Thai stocks pressured by external factors SCBS advises investors to prepare for volatility in Q3

Wednesday 08 July 2015 15:48
SCB Securities (SCBS) has suggested that the Thai economy reached its low point in 1Q15, and positive developments in the local economy will help revive Thai stocks from 3Q15. External factors pressuring the Thai bourse in 3Q15 will arise mainly from a Fed interest rate hike and uncertainty over the future of Greece. Investors should look for six outstanding stocks that will benefit from the improving economic cycle.

Speaking about the Thai stock market for 2Q15, SCBS Senior Vice President Mr. Isara Ordeedolchest said that the SET index for 2Q15 has weakened, plunging by 4.7% from the highest level recorded in the same quarter, reducing investor confidence. However, there have not been any signals indicating further vulnerability for the current economy. With satisfactorily recovering consumption levels (excluding the automobile and private investment segments), it is believed that the downside has ended since 1Q15. This positive trend is also backed by increasing government spending, and the two policy rate cuts to a 1.5% p.a. level, which are expected to help the economy regain momentum.

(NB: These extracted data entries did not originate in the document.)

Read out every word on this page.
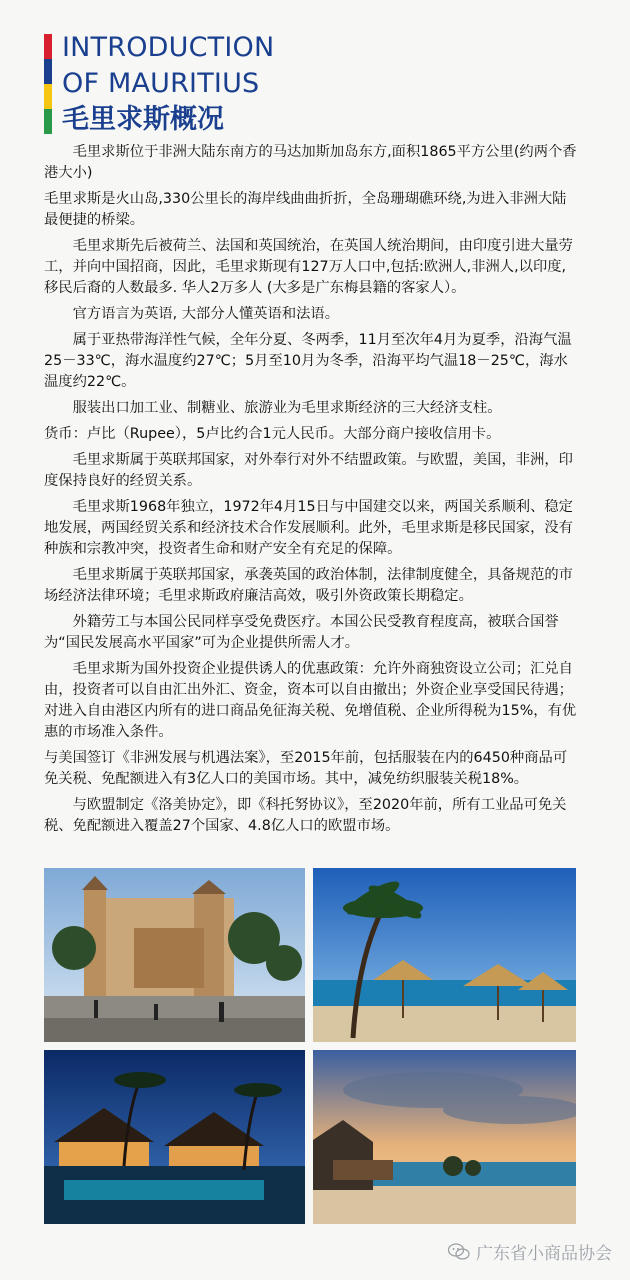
INTRODUCTION
OF MAURITIUS
毛里求斯概况

毛里求斯位于非洲大陆东南方的马达加斯加岛东方,面积1865平方公里(约两个香港大小)

毛里求斯是火山岛,330公里长的海岸线曲曲折折，全岛珊瑚礁环绕,为进入非洲大陆最便捷的桥梁。

毛里求斯先后被荷兰、法国和英国统治，在英国人统治期间，由印度引进大量劳工，并向中国招商，因此，毛里求斯现有127万人口中,包括:欧洲人,非洲人,以印度,移民后裔的人数最多. 华人2万多人 (大多是广东梅县籍的客家人）。

官方语言为英语, 大部分人懂英语和法语。

属于亚热带海洋性气候，全年分夏、冬两季，11月至次年4月为夏季，沿海气温25－33℃，海水温度约27℃；5月至10月为冬季，沿海平均气温18－25℃，海水温度约22℃。

服装出口加工业、制糖业、旅游业为毛里求斯经济的三大经济支柱。

货币：卢比（Rupee），5卢比约合1元人民币。大部分商户接收信用卡。

毛里求斯属于英联邦国家，对外奉行对外不结盟政策。与欧盟，美国，非洲，印度保持良好的经贸关系。

毛里求斯1968年独立，1972年4月15日与中国建交以来，两国关系顺利、稳定地发展，两国经贸关系和经济技术合作发展顺利。此外，毛里求斯是移民国家，没有种族和宗教冲突，投资者生命和财产安全有充足的保障。

毛里求斯属于英联邦国家，承袭英国的政治体制，法律制度健全，具备规范的市场经济法律环境；毛里求斯政府廉洁高效，吸引外资政策长期稳定。

外籍劳工与本国公民同样享受免费医疗。本国公民受教育程度高，被联合国誉为“国民发展高水平国家”可为企业提供所需人才。

毛里求斯为国外投资企业提供诱人的优惠政策：允许外商独资设立公司；汇兑自由，投资者可以自由汇出外汇、资金，资本可以自由撤出；外资企业享受国民待遇；对进入自由港区内所有的进口商品免征海关税、免增值税、企业所得税为15%，有优惠的市场准入条件。

与美国签订《非洲发展与机遇法案》，至2015年前，包括服装在内的6450种商品可免关税、免配额进入有3亿人口的美国市场。其中，减免纺织服装关税18%。

与欧盟制定《洛美协定》，即《科托努协议》，至2020年前，所有工业品可免关税、免配额进入覆盖27个国家、4.8亿人口的欧盟市场。

广东省小商品协会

It is estimated that the Thai economy should expand by 3% this year.

Apart from a growing economy expected this year and the year to come, factors to revive the stock market could arise from government budget disbursement and government project investments which have progressed as scheduled.

However, 3Q12 could be a challenge for the Thai stock market with looming external factors. The Federal Reserve has signaled a proposal to tighten monetary policy during its meeting on 28-29 July. It is very likely that interest rates will rise for the first time in September, and capital outflow from emerging markets to the U.S. could be expected. Moreover, the debt crisis in Greece will not end soon, while the threat of the MERS virus will continue adding concern over the tourism industry.

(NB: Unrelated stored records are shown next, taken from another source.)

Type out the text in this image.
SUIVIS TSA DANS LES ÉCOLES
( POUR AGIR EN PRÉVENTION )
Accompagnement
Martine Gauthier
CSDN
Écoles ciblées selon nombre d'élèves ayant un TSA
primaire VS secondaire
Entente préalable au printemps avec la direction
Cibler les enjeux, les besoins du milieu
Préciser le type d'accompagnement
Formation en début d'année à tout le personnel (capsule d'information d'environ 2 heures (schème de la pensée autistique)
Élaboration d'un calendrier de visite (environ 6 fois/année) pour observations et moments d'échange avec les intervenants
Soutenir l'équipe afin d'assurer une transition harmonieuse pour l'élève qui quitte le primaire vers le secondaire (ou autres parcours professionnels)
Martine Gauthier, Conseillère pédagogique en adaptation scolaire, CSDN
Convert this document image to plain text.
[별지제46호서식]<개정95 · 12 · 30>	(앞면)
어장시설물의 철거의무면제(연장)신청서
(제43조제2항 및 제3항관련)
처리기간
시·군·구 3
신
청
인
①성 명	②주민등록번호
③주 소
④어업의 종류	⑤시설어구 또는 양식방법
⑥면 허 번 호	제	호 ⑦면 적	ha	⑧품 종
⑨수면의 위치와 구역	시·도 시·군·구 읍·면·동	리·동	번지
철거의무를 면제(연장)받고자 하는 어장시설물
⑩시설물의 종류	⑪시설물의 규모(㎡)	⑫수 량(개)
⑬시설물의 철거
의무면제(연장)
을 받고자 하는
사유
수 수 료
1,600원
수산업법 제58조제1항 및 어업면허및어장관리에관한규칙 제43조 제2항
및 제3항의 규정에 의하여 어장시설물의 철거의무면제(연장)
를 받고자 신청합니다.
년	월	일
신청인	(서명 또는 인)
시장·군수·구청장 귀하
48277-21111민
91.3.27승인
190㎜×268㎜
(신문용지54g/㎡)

"We do not expect a hard landing for the SET. However, investors should be prepared to face volatility in Q3. Despite awareness of negative factors and the Fed's interest rate hike, signaling improving economic sentiments, the market could face short-term adjustment before making a recovery. Compared to other stock markets in the region, the Thai stock market is regarded as less sensitive to Fed interest rate hikes as foreign funds have flowed out since the Fed decided to end QE."

For 3Q15, SCBS recommends six outstanding stocks that will benefit from an improving local economic cycle:

Advanced Info Service PCL (ADVANC): With 5.8% return from dividends, the company remains unscathed by economic fluctuations, and is capable of generating 10% growth in projects without 4G service.

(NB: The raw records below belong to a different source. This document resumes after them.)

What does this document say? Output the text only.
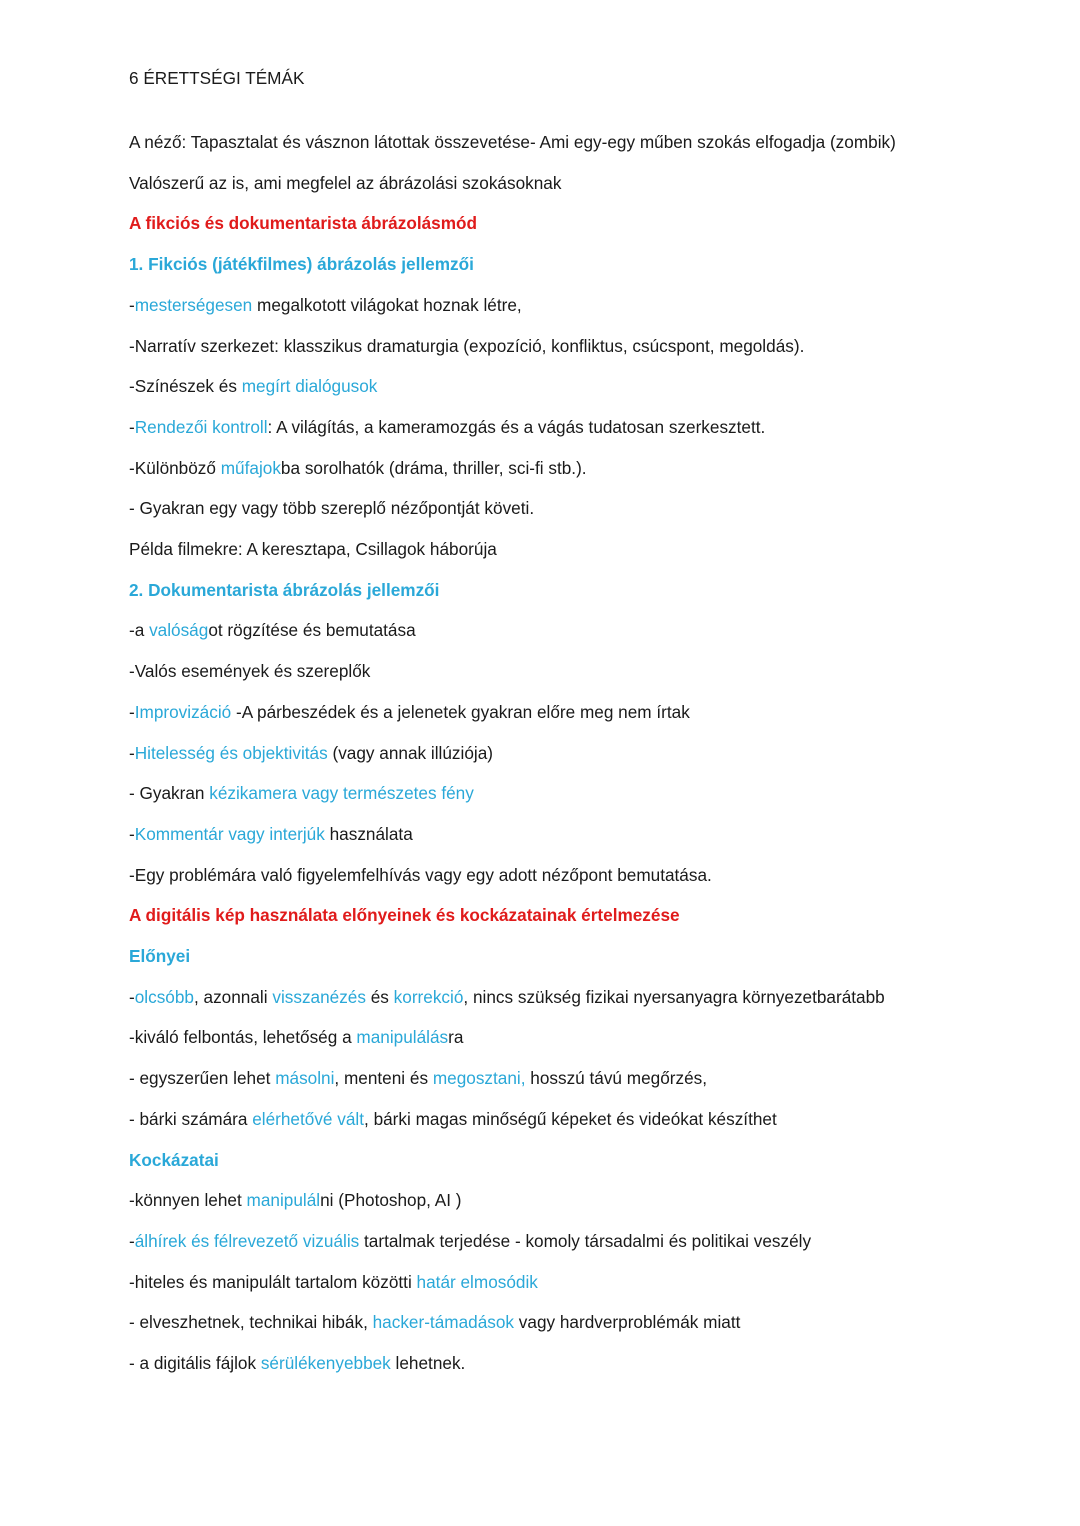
6 ÉRETTSÉGI TÉMÁK
A néző: Tapasztalat és vásznon látottak összevetése- Ami egy-egy műben szokás elfogadja (zombik)
Valószerű az is, ami megfelel az ábrázolási szokásoknak
A fikciós és dokumentarista ábrázolásmód
1. Fikciós (játékfilmes) ábrázolás jellemzői
-mesterségesen megalkotott világokat hoznak létre,
-Narratív szerkezet: klasszikus dramaturgia (expozíció, konfliktus, csúcspont, megoldás).
-Színészek és megírt dialógusok
-Rendezői kontroll: A világítás, a kameramozgás és a vágás tudatosan szerkesztett.
-Különböző műfajokba sorolhatók (dráma, thriller, sci-fi stb.).
- Gyakran egy vagy több szereplő nézőpontját követi.
Példa filmekre: A keresztapa, Csillagok háborúja
2. Dokumentarista ábrázolás jellemzői
-a valóságot rögzítése és bemutatása
-Valós események és szereplők
-Improvizáció -A párbeszédek és a jelenetek gyakran előre meg nem írtak
-Hitelesség és objektivitás (vagy annak illúziója)
- Gyakran kézikamera vagy természetes fény
-Kommentár vagy interjúk használata
-Egy problémára való figyelemfelhívás vagy egy adott nézőpont bemutatása.
A digitális kép használata előnyeinek és kockázatainak értelmezése
Előnyei
-olcsóbb, azonnali visszanézés és korrekció, nincs szükség fizikai nyersanyagra környezetbarátabb
-kiváló felbontás, lehetőség a manipulálásra
- egyszerűen lehet másolni, menteni és megosztani, hosszú távú megőrzés,
- bárki számára elérhetővé vált, bárki magas minőségű képeket és videókat készíthet
Kockázatai
-könnyen lehet manipulálni (Photoshop, AI )
-álhírek és félrevezető vizuális tartalmak terjedése - komoly társadalmi és politikai veszély
-hiteles és manipulált tartalom közötti határ elmosódik
- elveszhetnek, technikai hibák, hacker-támadások vagy hardverproblémák miatt
- a digitális fájlok sérülékenyebbek lehetnek.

AEON Thana Sinsap (Thailand) PCL: AEON's price is the lowest in the consumer loan service provider group. With PER of 8.7 and 12% EPS growth, it is supported by its loan growth, falling reserves and financial costs, and slower growth in operating expenses.

CP ALL PCL: The company reports strong growth of EPS (33% in 2015) with potential upside from a partial sale of Makro stock.

Siam Global House PCL: This is a company with strong fundamentals, but pricing still lags amid recovering profitability in Q2 as supported by increasing sales from existing branches, branch expansion, and increasing profitability.

Kbank PCL: KBank is another laggard traded at an average PBV of -1S. The 155 reduction in stock price reflects concerns over NPLs and NIM.

True Corporation: The provider of mobile telephone services has not been much affected by external factors. Its profits are expected to recover in 2015 and double in 2016 with increasing market share.

Listed company profits in 2015 are expected to grow from a low base in 2014. Recovering oil prices could help support profit growth of up to 27% this year, before slowing down to 15% in 2016. Potential groups to report highest profits will be those with contracted profitability in the previous year, such as the insurance, logistics, petrochemical, tourism, energy, and food industries. The media sector is expected to report shrinking profits due to increasing costs related to the digital TV business, while property sector profitability will remain stable.